I want you to know this is not your fault, you haven’t done anything wrong. You are not to blame. It has taken me 5 years to be able to say that. I spent many nights going over things I’d done, maybe I walked too much that day, maybe I laid wrong. Maybe I shouldn’t have eaten what I did. Maybe I should have listened more and not done that cleaning. There were so many things I thought about and punished myself over and over again. Beating myself up. I just needed an answer.

I went into hospital on the 22/12/18 and I gave birth to a beautiful baby girl who weighed 1lb 9 ounces. My midwife was amazing and I will forever be grateful to her. She dressed her for me as I was too scared to see her. As I didn’t know what she would look like. It’s all very scary. I knew she wouldn’t look how we imagine babies to look when they are born. She would look different. But how different I didn’t know.

She got her dressed and said Katie she is absolutely beautiful. Would you like to see her? I couldn’t wait then.

she was right. She was beautiful, she even had her arms crossed over, she looked really peaceful. Little rosie lips, and tiny ears. I found myself having pictures with her. Smiling? How could I possibly have pictures with her smiling? At such a devasting time? Well I don’t know myself but I felt proud. So proud. I spent as much time as I could with her but then had to make the hardest decision to leave.

It was Christmas time, I had to make sure I got home for my 6 year old. I couldn’t be there for her on Christmas day and miss it. I gave Ava a kiss, and told her I loved her with tears rolling down my face. I left the room and couldn’t look back, I knew if I did I wouldn’t leave her again and it would make it harder.

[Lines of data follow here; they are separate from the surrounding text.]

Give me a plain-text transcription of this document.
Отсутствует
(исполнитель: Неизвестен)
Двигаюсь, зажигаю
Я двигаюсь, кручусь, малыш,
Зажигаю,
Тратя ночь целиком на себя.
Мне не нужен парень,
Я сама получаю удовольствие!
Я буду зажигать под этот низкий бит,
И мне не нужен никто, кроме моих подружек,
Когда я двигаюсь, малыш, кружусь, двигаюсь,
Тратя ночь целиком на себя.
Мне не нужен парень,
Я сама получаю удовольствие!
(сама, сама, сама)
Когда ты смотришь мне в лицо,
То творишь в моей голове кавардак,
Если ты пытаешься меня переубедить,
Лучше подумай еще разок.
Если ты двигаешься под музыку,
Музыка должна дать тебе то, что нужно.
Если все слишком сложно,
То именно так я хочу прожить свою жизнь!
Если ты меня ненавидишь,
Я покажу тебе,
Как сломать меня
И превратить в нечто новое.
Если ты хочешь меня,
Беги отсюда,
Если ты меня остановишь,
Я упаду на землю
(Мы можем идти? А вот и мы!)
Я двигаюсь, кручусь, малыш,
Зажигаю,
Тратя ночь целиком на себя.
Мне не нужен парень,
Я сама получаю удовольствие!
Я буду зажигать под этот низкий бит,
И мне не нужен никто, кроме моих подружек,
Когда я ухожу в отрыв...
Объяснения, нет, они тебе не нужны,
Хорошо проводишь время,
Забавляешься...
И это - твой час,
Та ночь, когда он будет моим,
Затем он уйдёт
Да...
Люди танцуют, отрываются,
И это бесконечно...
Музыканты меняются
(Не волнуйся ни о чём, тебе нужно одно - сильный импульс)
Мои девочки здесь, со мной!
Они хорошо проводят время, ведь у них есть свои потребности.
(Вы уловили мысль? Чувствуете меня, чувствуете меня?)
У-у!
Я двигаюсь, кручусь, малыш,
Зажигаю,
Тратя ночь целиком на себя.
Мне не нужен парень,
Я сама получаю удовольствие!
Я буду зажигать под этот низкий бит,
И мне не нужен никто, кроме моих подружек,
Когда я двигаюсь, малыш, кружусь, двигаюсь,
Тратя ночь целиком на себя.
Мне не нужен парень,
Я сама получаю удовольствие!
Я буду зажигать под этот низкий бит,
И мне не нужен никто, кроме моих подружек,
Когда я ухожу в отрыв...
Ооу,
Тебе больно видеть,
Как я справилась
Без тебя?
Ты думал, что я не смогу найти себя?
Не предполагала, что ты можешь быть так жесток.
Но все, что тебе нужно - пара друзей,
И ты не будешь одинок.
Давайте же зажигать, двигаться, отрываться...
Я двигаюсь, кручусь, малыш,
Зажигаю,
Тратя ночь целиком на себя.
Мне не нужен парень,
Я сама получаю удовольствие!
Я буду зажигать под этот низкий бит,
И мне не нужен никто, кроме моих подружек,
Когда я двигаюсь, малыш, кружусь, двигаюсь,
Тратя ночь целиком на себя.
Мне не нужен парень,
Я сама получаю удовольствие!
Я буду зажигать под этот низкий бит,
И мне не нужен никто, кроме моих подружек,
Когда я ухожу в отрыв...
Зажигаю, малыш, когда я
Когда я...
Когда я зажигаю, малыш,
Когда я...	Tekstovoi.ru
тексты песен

I went home and tried to enjoy Christmas as much as I could. Everybody was happy, I didn’t want to happy. I just wanted to lay in my bed. Shut the world out and not speak to anyone. But I couldn’t. I had another child that depended on me and needed me. I had to find a way to get through it.

I started making things, jewelry mainly. I enjoyed it. It gave me something to focus on and not think about things.

I felt a little happier. This was the beginning of my journey. My healing.

HAVE HOPE.

I found out I was pregnant again in June 2019. I was happy but so scared. It was so soon. Every day was torture for me. I didn’t enjoy the pregnancy. I wish i did. But it would be very untrue for me to say. Everything was fine this time around, and I gave birth to a beautiful baby boy on the 9/3/2020. He is beautiful. He is 3 now. I never wanted to have a baby to replace Ava. She will never be replaced. I just wanted my baby to hold. To fill my arms and life again.

I now run my own business in memory of Ava, I specialise in cremation jewellery, and flower preservation.

It is the best and most rewarding job I have ever done. It’s my life. Not only do I get to help others in their grief and time of need. Ava’s memory lives on.

I wanted to tell my story, so that others who may come across this, or experience this, can have some hope. That things can get better, YOU ARE NOT ALONE. Seek all the support that is offered. There are so many charities, support pages, support groups on Facebook and Instagram.

You will get through this, you will heal. And your babies will always always be with you. 🩷👼

You will never get over your loss, but you will find a way to cope better with your loss. I promise you that.